"I did n't intend to, but I must say that literature like this is enough to make a man a vegetarian. Look at that page for an old-fashioned New England Boiled Dinner! Such carrots. Really they look good enough to eat. I think I 'll plant some of those improved carrots; and some of these parsnips; and some—"
"You had better go get ready," she said, "and please put that big stick on the fire for me," drawing the lamp toward her, as she spoke, so that all of its green-shaded light fell over her—over the silver in her hair, with its red rose; over the pink and lacy thing that wrapped her from her sweet throat to the silver stars on her slippers.

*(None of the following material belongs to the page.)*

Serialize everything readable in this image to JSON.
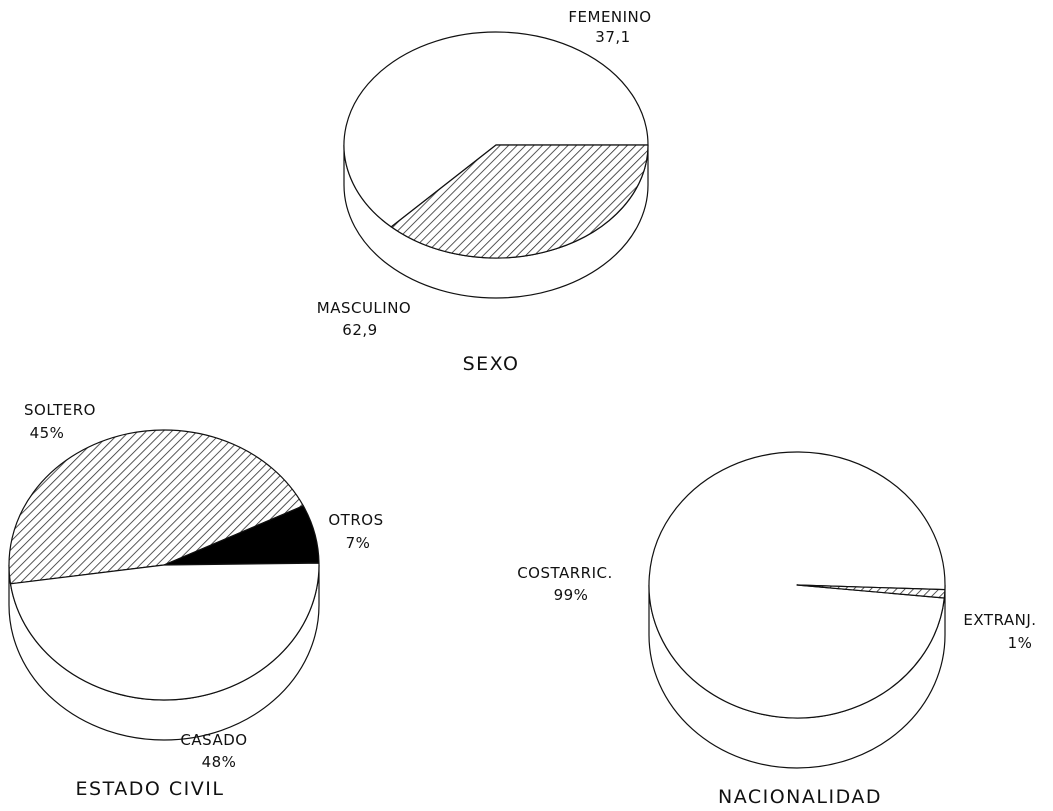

"I'm not going to that Club!" I said. "I have talked myself for three hours to-day, attended two conferences, and listened to one address. There were three different societies for the general improving of things that met at the University halls to-day with big speakers from the ends of the earth. To-morrow night I address The First Century Club in the city after a dinner with the New England Teachers of English Monthly Luncheon Club—and I would like to know what we came out here in the woods for, anyhow?"
"If you are going—" She was speaking calmly.
"Going where?" I replied, picking up the seed catalogues to make room for myself on the couch. "Please look at this pumpkin! Think of what a jack-o'-lantern it would make for the boys! I am going to plant—"
"You 'll be cold," she said, rising and drawing a steamer rug up over me; then laying the open magazine across my shoulders while giving the pillow a motherly pull, she added, with a sigh of contentment:—
"Perhaps, if it had n't been for me, you might have been a great success with pumpkins or pigs—I don't know."